One member of the research team, Dr. Celeste Karch, commented: "Before this was not clear if TREM2 [the protein, not the gene] was involved in Alzheimer's in general. It was not clear if higher or lower levels of TREM2 were good or bad in relation to Alzheimer's. "In this study we reported for the first time that MS4A4A is the major regulator of TREM2 [protein] levels. This is important because we are now able to explain the reason why MS4A4A is associated with Alzheimer's disease, which is by regulating TREM2 [protein]. "One of the most important findings of this study," she added, "is that we demonstrate that TREM2 [protein] is involved in Alzheimer's disease in general, and that higher TREM2 [protein] levels are protective. These findings open the door to new therapeutic strategies." Another member of the study team, Dr. Bruno A. Benitez, added: "For the past several years, we’ve been looking at TREM2 protein and increasing our focus on the involvement of the brain’s immune [microglia] cells in Alzheimer’s disease. "These findings give us a new therapeutic strategy to pursue, one focusing not only on neurons but on how the microglia may be involved in helping to clear damaging proteins, such as beta amyloid and tau, that are linked to Alzheimer’s disease."
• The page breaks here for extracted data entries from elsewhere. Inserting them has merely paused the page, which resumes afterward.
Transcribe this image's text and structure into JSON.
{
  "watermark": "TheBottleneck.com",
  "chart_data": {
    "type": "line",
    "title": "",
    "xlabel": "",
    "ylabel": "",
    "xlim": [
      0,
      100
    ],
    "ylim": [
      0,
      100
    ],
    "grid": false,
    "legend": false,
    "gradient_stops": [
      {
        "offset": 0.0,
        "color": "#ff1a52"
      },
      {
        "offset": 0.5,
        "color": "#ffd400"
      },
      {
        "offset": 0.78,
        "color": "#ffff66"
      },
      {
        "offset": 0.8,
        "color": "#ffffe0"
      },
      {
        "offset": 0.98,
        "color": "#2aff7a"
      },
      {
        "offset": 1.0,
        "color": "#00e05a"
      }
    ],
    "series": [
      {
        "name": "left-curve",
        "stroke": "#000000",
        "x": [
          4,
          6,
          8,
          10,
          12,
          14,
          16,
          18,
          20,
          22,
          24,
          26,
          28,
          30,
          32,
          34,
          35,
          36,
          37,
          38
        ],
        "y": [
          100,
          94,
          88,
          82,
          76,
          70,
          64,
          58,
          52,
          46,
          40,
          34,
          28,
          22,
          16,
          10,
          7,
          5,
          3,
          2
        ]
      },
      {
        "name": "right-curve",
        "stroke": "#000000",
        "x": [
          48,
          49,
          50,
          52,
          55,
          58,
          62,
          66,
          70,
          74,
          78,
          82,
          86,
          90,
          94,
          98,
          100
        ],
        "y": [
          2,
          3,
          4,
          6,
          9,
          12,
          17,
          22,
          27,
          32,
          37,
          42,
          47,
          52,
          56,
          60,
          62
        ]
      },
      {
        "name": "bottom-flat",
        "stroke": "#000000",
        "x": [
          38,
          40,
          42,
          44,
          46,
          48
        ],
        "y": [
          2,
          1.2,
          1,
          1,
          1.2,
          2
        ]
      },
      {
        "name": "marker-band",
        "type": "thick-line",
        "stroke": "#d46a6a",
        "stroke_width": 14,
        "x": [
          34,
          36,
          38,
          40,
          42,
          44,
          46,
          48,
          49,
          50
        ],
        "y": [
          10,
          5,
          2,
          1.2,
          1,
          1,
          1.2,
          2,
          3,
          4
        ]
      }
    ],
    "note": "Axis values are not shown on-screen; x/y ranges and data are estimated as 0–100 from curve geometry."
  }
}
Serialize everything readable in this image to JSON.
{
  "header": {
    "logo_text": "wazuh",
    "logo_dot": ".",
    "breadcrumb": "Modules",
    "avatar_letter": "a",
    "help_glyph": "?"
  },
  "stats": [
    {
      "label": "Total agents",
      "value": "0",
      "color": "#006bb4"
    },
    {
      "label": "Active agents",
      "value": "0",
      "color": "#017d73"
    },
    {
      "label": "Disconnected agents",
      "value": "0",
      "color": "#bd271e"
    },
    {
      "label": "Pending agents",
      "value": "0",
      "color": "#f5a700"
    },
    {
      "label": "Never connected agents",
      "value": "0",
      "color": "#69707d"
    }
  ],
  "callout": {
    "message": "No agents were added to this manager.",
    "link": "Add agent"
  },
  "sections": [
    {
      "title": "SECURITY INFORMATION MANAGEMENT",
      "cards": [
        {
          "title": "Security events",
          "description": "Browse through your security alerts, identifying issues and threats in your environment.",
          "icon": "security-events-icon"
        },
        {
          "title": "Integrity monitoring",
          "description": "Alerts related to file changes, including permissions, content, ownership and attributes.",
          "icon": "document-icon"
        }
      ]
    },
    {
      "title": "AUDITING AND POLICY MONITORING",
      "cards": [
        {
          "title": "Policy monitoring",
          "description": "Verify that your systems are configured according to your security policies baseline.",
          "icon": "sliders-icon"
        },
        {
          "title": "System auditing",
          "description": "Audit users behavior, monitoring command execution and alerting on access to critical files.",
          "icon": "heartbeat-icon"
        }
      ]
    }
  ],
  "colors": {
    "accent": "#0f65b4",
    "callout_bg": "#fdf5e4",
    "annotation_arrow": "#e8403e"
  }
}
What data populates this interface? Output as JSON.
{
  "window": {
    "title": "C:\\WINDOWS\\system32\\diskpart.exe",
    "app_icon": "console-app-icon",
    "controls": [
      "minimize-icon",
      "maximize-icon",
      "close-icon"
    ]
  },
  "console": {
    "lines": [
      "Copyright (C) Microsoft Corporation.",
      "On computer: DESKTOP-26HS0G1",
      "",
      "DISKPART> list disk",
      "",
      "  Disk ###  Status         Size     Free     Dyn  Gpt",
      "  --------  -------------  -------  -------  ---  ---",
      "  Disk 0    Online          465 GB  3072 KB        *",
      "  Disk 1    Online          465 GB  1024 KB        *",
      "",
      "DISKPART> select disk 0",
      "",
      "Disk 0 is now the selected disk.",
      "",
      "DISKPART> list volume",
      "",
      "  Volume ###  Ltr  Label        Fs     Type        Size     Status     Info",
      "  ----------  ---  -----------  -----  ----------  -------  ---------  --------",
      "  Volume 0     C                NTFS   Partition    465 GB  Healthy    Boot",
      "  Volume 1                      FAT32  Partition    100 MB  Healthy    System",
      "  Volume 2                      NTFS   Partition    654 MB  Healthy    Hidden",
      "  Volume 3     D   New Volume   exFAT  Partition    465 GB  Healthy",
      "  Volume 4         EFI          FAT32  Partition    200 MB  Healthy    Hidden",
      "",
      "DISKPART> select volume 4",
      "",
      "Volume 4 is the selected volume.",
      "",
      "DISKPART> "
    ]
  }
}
Supporting Your T Protein and Microglia Cells

While elevating your levels of T protein may protect against Alzheimer’s disease or even slow its development, there's not yet a clinically proven way to directly influence T levels. However, you can support the health of the microglia immune cells by reducing oxidative stress and inflammation in your body and brain. You can do this by following advice we write about in this newsletter regularly, such as getting adequate amounts of sleep, exercising regularly, and maintaining a healthy weight, as well as eating foods high in the plant flavonoid quercetin. These include capers, apples and onions. Other good sources of quercetin are green peppers, red leaf lettuce, asparagus, broccoli, grapes, beans, tomatoes, and black or green teas. You can also choose a daily quercetin supplement.